Final answer:
The sinusoidal wave created by the cousin has an amplitude of 0.075 m, angular frequency of 12.57 rad/s, a period of 0.50 s, a wavelength of 6.0 m, and a wave number of 1.05 m⁻¹.
Step-by-step explanation:
To find the characteristics of the sinusoidal wave that the cousin creates we need to analyze the given parameters and apply our understanding of wave mechanics.
Finding Amplitude, Angular Frequency, Period, Wavelength, and Wave Number
Amplitude (A): It is given as 0.075 m.
Angular Frequency (\( \omega \)):
It can be found using the formula \( \omega = 2\pi f \), where frequency (f) is 2.00 Hz.
Therefore, \( \omega = 2\pi \times 2.00 \) Hz = 12.57 rad/s.
Period (T): The period is the inverse of the frequency.
\( T = \frac{1}{f}
= \frac{1}{2.00} \) s
= 0.50 s.
Wavelength (\( \lambda \)):
It can be calculated using the wave velocity (v) and frequency with the formula \( \lambda = \frac{v}{f} \).

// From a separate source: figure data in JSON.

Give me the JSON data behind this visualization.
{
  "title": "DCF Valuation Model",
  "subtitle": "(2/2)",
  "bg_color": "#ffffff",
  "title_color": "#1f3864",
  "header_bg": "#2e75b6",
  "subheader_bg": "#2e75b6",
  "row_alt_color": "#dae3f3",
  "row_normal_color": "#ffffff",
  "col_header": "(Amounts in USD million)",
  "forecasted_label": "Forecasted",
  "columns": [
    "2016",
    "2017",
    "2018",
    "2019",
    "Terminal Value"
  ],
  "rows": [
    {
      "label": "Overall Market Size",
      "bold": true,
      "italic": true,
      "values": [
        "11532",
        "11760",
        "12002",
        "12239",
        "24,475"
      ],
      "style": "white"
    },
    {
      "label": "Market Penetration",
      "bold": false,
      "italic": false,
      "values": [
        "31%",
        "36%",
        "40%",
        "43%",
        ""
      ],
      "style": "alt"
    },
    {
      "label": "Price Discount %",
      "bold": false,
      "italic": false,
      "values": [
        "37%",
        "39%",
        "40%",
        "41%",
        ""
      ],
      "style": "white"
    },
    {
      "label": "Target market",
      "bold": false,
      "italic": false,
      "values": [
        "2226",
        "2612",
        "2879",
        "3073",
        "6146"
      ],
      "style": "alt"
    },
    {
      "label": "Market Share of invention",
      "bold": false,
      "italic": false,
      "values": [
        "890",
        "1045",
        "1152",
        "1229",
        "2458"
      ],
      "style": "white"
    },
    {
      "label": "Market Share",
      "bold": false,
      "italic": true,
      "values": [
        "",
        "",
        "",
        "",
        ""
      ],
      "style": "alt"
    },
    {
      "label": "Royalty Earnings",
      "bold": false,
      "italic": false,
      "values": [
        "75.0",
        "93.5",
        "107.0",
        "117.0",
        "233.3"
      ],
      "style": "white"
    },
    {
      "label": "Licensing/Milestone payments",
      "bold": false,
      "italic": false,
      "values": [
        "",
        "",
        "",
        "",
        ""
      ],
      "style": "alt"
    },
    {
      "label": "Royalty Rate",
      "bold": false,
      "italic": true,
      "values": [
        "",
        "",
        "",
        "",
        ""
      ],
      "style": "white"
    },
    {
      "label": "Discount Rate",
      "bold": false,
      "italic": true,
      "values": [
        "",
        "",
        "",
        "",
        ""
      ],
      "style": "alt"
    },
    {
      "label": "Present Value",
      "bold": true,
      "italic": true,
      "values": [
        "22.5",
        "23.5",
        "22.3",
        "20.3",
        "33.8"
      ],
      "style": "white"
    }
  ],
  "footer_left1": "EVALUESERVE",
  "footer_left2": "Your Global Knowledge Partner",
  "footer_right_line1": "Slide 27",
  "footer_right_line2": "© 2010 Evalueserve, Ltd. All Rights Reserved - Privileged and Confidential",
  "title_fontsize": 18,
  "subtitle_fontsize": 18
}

Given v = 12.0 m/s, and f = 2.00 Hz, \( \lambda = \frac{12.0}{2.00} \) m = 6.0 m.
Wave Number (k):\( k = \frac{2\pi}{\lambda} \),
so \( k = \frac{2\pi}{6.0} \) m⁻¹
= 1.05 m⁻¹.
The wave that the cousin is creating on the clothesline has an amplitude of 0.075 m, angular frequency of 12.57 rad/s, a period of 0.50 s, a wavelength of 6.0 m, and a wave number of 1.05 m⁻¹.